H. influenzae type b (Hib) has always been considered to cause severe infections in the brain and spinal cord, leading to meningitis . It could be spread by coughing or sneezing when in close contact. It usually enters the body from the lungs and airways and then travels to the blood and,subsequently, to the brain area [45,46]. Before the introduction of the Hib vaccine, Hib was the leading cause of H. influenzae meningitis in children younger than 5 years old . With the introduction of the Hib conjugate vaccine, the total number of cases of Hib meningitis has decreased substantially. However, it has been reported that Hib conjugate vaccine is not fairly potent among HIV-positive patients, and there might be an association between the high incidence of HIV infection and the perseverance of Hib meningitis . Post the reduction in the rates of Hib infections due to vaccination, the other serotypes have been considered as potential pathogenic agents in children under 5 years old.
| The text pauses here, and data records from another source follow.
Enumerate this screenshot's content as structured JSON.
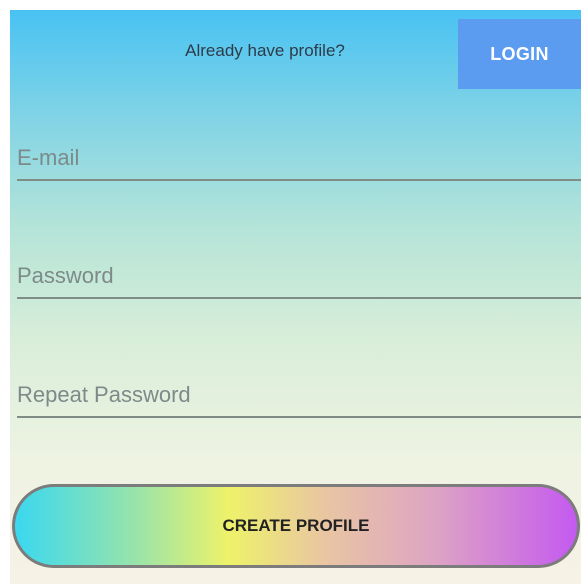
{
  "header": {
    "prompt": "Already have profile?",
    "login_label": "LOGIN"
  },
  "form": {
    "email_placeholder": "E-mail",
    "password_placeholder": "Password",
    "repeat_password_placeholder": "Repeat Password",
    "create_label": "CREATE PROFILE"
  },
  "colors": {
    "login_button": "#5b9cf0",
    "gradient_top": "#48c2f3",
    "gradient_bottom": "#f6f2e6"
  }
}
Cardoso et al. reported a case of an immunocompetent 1-year-old boy with H. influenzae type f meningitis .
In the elderly population, L. Monocytogenes is the third most prevailing cause of bacterial meningitis after S. pneumoniae and N. meningitidis . L. Monocytogenes are intracellular bacteria that is transmitted to humans through ingestion of contaminated food, particularly food with long shelf life, such as ready-to-eat products, deli meats and soft cheeses. Pregnant women, newborn children, older population and individuals with the impaired immune system are at higher risk of this bacterium. Although listeria meningitis is scarcely reported in immunocompetent children with no history of immunological disorders, it could progress rapidly and might be associated with a high mortality rate. A recent study reported the case of a previously healthy, immunized, a 16-month-old girl who was diagnosed with listeria meningitis .
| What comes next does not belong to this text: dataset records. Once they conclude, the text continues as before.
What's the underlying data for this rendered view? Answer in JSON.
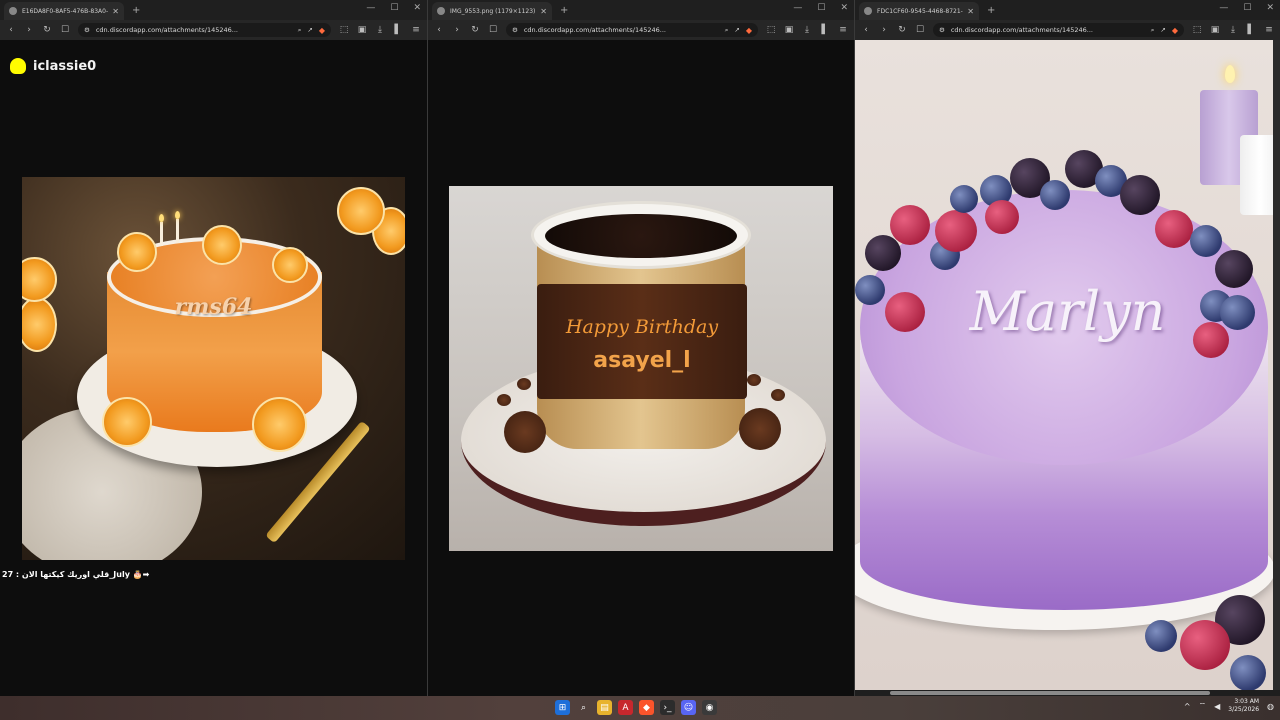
{
  "windows": [
    {
      "tab_title": "E16DA8F0-8AF5-476B-83A0-25F",
      "url": "cdn.discordapp.com/attachments/145246...",
      "snap_username": "iclassie0",
      "caption": "قلي اوريك كيكتها الان : 27_July 🎂➡",
      "cake_text": "rms64"
    },
    {
      "tab_title": "IMG_9553.png (1179×1123)",
      "url": "cdn.discordapp.com/attachments/145246...",
      "band_line1": "Happy Birthday",
      "band_line2": "asayel_l"
    },
    {
      "tab_title": "FDC1CF60-9545-4468-8721-8C8",
      "url": "cdn.discordapp.com/attachments/145246...",
      "cake_text": "Marlyn"
    }
  ],
  "common": {
    "new_tab": "+",
    "close": "✕",
    "minimize": "—",
    "maximize": "☐"
  },
  "taskbar": {
    "time": "3:03 AM",
    "date": "3/25/2026",
    "apps": [
      "start-icon",
      "search-icon",
      "file-explorer-icon",
      "acrobat-icon",
      "brave-icon",
      "terminal-icon",
      "discord-icon",
      "chrome-icon"
    ]
  },
  "colors": {
    "snap_yellow": "#fffc00",
    "brave_orange": "#ff6a3d",
    "cup_text": "#f29a38"
  }
}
Bacteria like Escherichia coli and Streptococcus agalactiae (also known as Group B Streptococcus) mostly infect kids. Although rare cases of infections caused by these bacteria have been reported, they could be fatal compared to other bacterial infections. Premature babies and babies in whose birth women experienced issues are at higher risk of infections caused by these bacteria. E. coli is mostly found in the intestine and is responsible for urinary infection and diarrhoea. There are very few cases reported on the E. coli meningitis. S. agalactiae is mainly found in the vagina of pregnant women and could infect newborn either during labour pain or before the delivery.
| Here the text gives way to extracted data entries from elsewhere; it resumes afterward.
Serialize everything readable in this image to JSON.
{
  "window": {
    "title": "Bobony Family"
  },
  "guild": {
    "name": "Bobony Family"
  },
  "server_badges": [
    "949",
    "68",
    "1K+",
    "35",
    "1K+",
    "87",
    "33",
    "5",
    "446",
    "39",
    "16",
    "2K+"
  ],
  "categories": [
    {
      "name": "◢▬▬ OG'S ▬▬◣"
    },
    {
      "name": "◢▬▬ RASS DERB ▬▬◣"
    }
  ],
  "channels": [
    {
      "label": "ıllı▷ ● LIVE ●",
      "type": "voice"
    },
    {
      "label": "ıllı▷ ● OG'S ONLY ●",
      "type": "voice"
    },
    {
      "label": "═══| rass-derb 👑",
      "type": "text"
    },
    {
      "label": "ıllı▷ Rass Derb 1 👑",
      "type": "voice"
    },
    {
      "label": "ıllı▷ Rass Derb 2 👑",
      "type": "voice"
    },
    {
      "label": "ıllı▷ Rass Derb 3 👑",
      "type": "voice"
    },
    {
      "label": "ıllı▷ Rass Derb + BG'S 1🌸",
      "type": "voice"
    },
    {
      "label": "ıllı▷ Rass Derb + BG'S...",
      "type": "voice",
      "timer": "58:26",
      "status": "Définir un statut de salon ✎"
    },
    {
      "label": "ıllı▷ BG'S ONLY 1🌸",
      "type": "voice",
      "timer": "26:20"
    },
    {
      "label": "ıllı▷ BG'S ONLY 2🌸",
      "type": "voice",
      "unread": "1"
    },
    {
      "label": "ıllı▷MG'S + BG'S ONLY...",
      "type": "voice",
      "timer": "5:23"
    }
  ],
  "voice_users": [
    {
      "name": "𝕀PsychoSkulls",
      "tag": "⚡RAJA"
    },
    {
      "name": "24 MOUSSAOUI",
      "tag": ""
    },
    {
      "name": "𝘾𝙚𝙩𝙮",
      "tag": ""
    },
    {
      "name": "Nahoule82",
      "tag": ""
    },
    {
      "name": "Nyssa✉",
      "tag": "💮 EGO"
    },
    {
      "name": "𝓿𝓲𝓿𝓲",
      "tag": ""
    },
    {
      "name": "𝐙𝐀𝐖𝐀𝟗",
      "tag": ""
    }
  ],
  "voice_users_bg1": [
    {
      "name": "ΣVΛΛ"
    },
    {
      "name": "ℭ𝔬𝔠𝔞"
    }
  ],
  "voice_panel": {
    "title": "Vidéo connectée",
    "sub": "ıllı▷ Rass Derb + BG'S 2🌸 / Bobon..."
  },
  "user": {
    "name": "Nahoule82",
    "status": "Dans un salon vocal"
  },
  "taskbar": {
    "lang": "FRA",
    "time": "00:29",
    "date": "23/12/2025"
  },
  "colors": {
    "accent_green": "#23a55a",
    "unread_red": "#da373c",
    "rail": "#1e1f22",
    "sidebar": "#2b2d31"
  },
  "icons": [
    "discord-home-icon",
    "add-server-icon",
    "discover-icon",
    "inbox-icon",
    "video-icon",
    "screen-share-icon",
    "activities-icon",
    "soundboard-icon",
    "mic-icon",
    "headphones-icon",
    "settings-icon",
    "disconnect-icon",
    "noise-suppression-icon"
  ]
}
Tubercle bacillus may also cause meningitis, which is referred to as TB meningitis. This bacterium mostly infects older people. People suffering from tuberculosis are also prone to this infection. This bacterium first infects the lungs and then travels to the brain via the blood stream. Due to the slow multiplicity rate of this bacterium, sometimes, it is difficult to detect its infection [51,52].
Adults and teenagers suffering from bacterial meningitis commonly present the following symptoms:
• High fever with cold hands and feet
• Stiffness of the neck and sometimes up to the extent that the person is unable to bend the chin
• Pain in joints and muscles
• Pain in the abdomen
• Loss of balance/giddiness
Young children suffering from the disease generally present the following symptoms :
• High fever with cold hands and feet
• Not able to eat any food
• Weeping or binge
• Yellowness and emptiness on the face
• Stiffness in the neck and back
• Softness and light swelling in the head
However, the presence of all the symptoms at a time is not necessary. The patient might exhibit a few symptoms associated with the disease at a time .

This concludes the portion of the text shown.